As part of my sponsorship package they said ‘would I like to blast up the hill in my Ferrari during the lunch break?’. Well that didn’t take too much thinking about. However, the motoring highlight of my year now lay in ruins thanks to the broken water pump. You don’t just pop into Halford’s for one. Despite the best endeavours of my excellent garage, but compounded by the utter lack of interest from the recovery firm, Jezebel wouldn’t quite be ready in time to drive up to Droitwich.
I tried my very best not to be grumpy about the whole thing as we arrived at Chateau Impney for what really was a glorious weekend. We’d taken some key buyers as guests and they had a memorable day, too. You don’t need to be a petrol head to enjoy a day like that.
However the day became even brighter when one of the organisers said ‘so sorry about your Ferrari. As an alternative, would you like Sergei here to drive you up the hill in his Bugatti?’. This, too, didn’t take much thinking about and very soon I was buckled up in the passenger seat of a four month old Bugatti Chiron, the first off the production line at a mere £2.2 million. It was probably the most photographed car there as they are rare beasts and this one came with the number plate BUG 1.

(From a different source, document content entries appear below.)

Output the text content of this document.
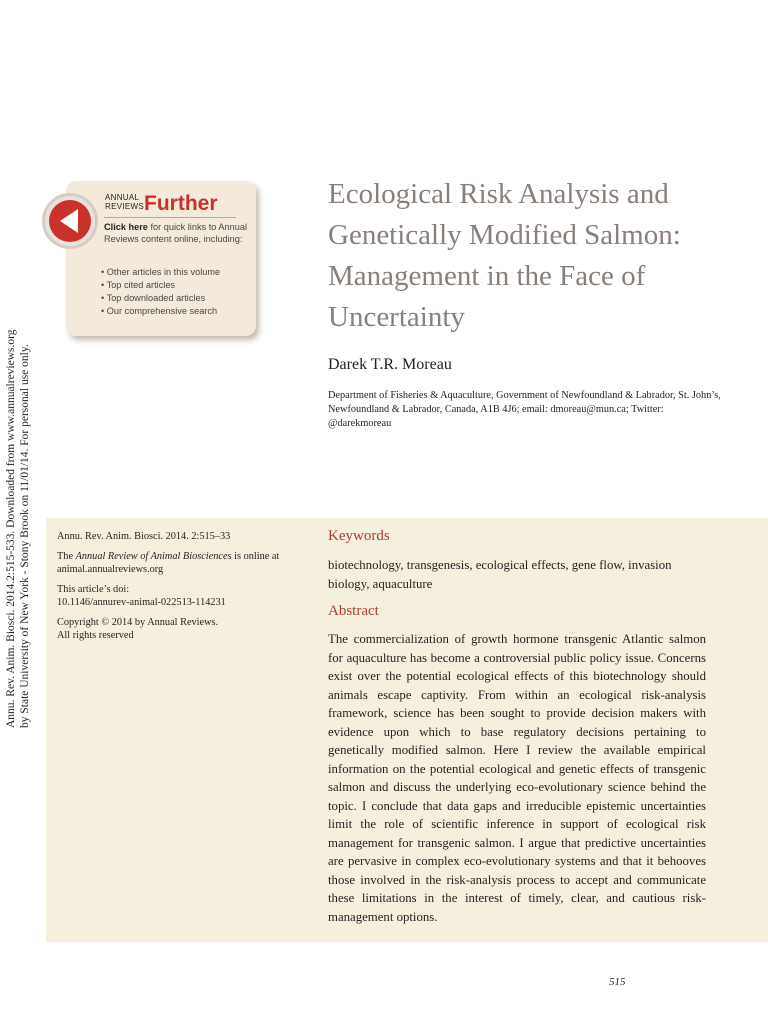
Annu. Rev. Anim. Biosci. 2014.2:515-533. Downloaded from www.annualreviews.org by State University of New York - Stony Brook on 11/01/14. For personal use only.
ANNUAL
REVIEWS Further
Click here for quick links to Annual Reviews content online, including:
• Other articles in this volume
• Top cited articles
• Top downloaded articles
• Our comprehensive search
Ecological Risk Analysis and Genetically Modified Salmon: Management in the Face of Uncertainty
Darek T.R. Moreau
Department of Fisheries & Aquaculture, Government of Newfoundland & Labrador, St. John’s, Newfoundland & Labrador, Canada, A1B 4J6; email: dmoreau@mun.ca; Twitter: @darekmoreau

Annu. Rev. Anim. Biosci. 2014. 2:515–33

The Annual Review of Animal Biosciences is online at animal.annualreviews.org

This article’s doi:
10.1146/annurev-animal-022513-114231

Copyright © 2014 by Annual Reviews.
All rights reserved

Keywords
biotechnology, transgenesis, ecological effects, gene flow, invasion biology, aquaculture
Abstract
The commercialization of growth hormone transgenic Atlantic salmon for aquaculture has become a controversial public policy issue. Concerns exist over the potential ecological effects of this biotechnology should animals escape captivity. From within an ecological risk-analysis framework, science has been sought to provide decision makers with evidence upon which to base regulatory decisions pertaining to genetically modified salmon. Here I review the available empirical information on the potential ecological and genetic effects of transgenic salmon and discuss the underlying eco-evolutionary science behind the topic. I conclude that data gaps and irreducible epistemic uncertainties limit the role of scientific inference in support of ecological risk management for transgenic salmon. I argue that predictive uncertainties are pervasive in complex eco-evolutionary systems and that it behooves those involved in the risk-analysis process to accept and communicate these limitations in the interest of timely, clear, and cautious risk-management options.
515
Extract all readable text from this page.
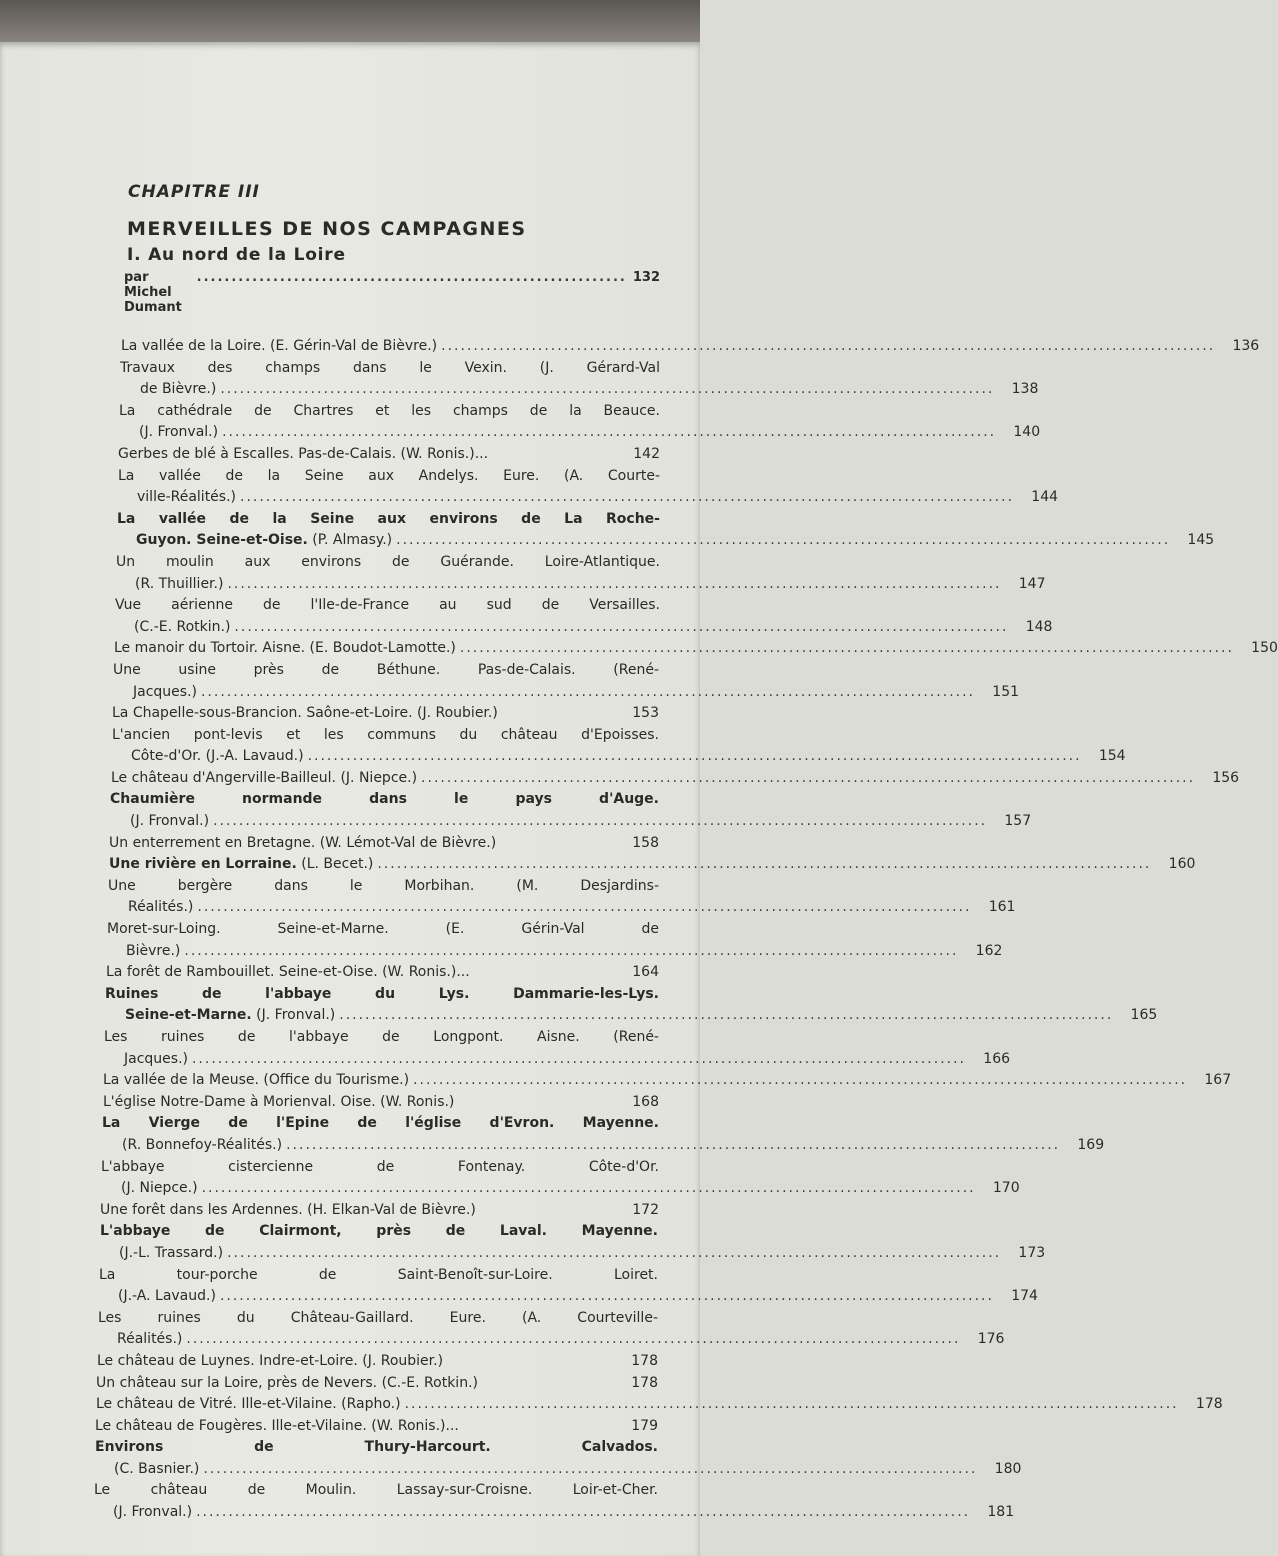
CHAPITRE III
MERVEILLES DE NOS CAMPAGNES
I. Au nord de la Loire
par Michel Dumant
.............................................................. 132
La vallée de la Loire. (E. Gérin-Val de Bièvre.) ........................................................................................................................	136
Travaux des champs dans le Vexin. (J. Gérard-Val
de Bièvre.) ........................................................................................................................	138
La cathédrale de Chartres et les champs de la Beauce.
(J. Fronval.) ........................................................................................................................	140
Gerbes de blé à Escalles. Pas-de-Calais. (W. Ronis.)...	142
La vallée de la Seine aux Andelys. Eure. (A. Courte-
ville-Réalités.) ........................................................................................................................	144
La vallée de la Seine aux environs de La Roche-
Guyon. Seine-et-Oise. (P. Almasy.) ........................................................................................................................	145
Un moulin aux environs de Guérande. Loire-Atlantique.
(R. Thuillier.) ........................................................................................................................	147
Vue aérienne de l'Ile-de-France au sud de Versailles.
(C.-E. Rotkin.) ........................................................................................................................	148
Le manoir du Tortoir. Aisne. (E. Boudot-Lamotte.) ........................................................................................................................	150
Une usine près de Béthune. Pas-de-Calais. (René-
Jacques.) ........................................................................................................................	151
La Chapelle-sous-Brancion. Saône-et-Loire. (J. Roubier.)	153
L'ancien pont-levis et les communs du château d'Epoisses.
Côte-d'Or. (J.-A. Lavaud.) ........................................................................................................................	154
Le château d'Angerville-Bailleul. (J. Niepce.) ........................................................................................................................	156
Chaumière normande dans le pays d'Auge.
(J. Fronval.) ........................................................................................................................	157
Un enterrement en Bretagne. (W. Lémot-Val de Bièvre.)	158
Une rivière en Lorraine. (L. Becet.) ........................................................................................................................	160
Une bergère dans le Morbihan. (M. Desjardins-
Réalités.) ........................................................................................................................	161
Moret-sur-Loing. Seine-et-Marne. (E. Gérin-Val de
Bièvre.) ........................................................................................................................	162
La forêt de Rambouillet. Seine-et-Oise. (W. Ronis.)...	164
Ruines de l'abbaye du Lys. Dammarie-les-Lys.
Seine-et-Marne. (J. Fronval.) ........................................................................................................................	165
Les ruines de l'abbaye de Longpont. Aisne. (René-
Jacques.) ........................................................................................................................	166
La vallée de la Meuse. (Office du Tourisme.) ........................................................................................................................	167
L'église Notre-Dame à Morienval. Oise. (W. Ronis.)	168
La Vierge de l'Epine de l'église d'Evron. Mayenne.
(R. Bonnefoy-Réalités.) ........................................................................................................................	169
L'abbaye cistercienne de Fontenay. Côte-d'Or.
(J. Niepce.) ........................................................................................................................	170
Une forêt dans les Ardennes. (H. Elkan-Val de Bièvre.)	172
L'abbaye de Clairmont, près de Laval. Mayenne.
(J.-L. Trassard.) ........................................................................................................................	173
La tour-porche de Saint-Benoît-sur-Loire. Loiret.
(J.-A. Lavaud.) ........................................................................................................................	174
Les ruines du Château-Gaillard. Eure. (A. Courteville-
Réalités.) ........................................................................................................................	176
Le château de Luynes. Indre-et-Loire. (J. Roubier.)	178
Un château sur la Loire, près de Nevers. (C.-E. Rotkin.)	178
Le château de Vitré. Ille-et-Vilaine. (Rapho.) ........................................................................................................................	178
Le château de Fougères. Ille-et-Vilaine. (W. Ronis.)...	179
Environs de Thury-Harcourt. Calvados.
(C. Basnier.) ........................................................................................................................	180
Le château de Moulin. Lassay-sur-Croisne. Loir-et-Cher.
(J. Fronval.) ........................................................................................................................	181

As we passed the marshals and waited our turn at the bottom of the hill Sergei asked me if I’d done the run before. No, I replied. Well, he said, that makes two of us and pressed the accelerator.
Not much scares me, dear reader. And I’ve been in some fast cars. But that Bugatti is something else. Even on a short and twisty stretch of country house hill, it was a visceral, bowel wrenchingly impressive experience. We made it-just, without driving into the straw bales and I emerged shaken and shaking.
Would I swap troublesome, fickle unreliable Jezebel for the mighty Bugatti? Oddly enough, no. It may have a top speed of 262 mph, but Sergei can’t drive over speed bumps. No good in South London.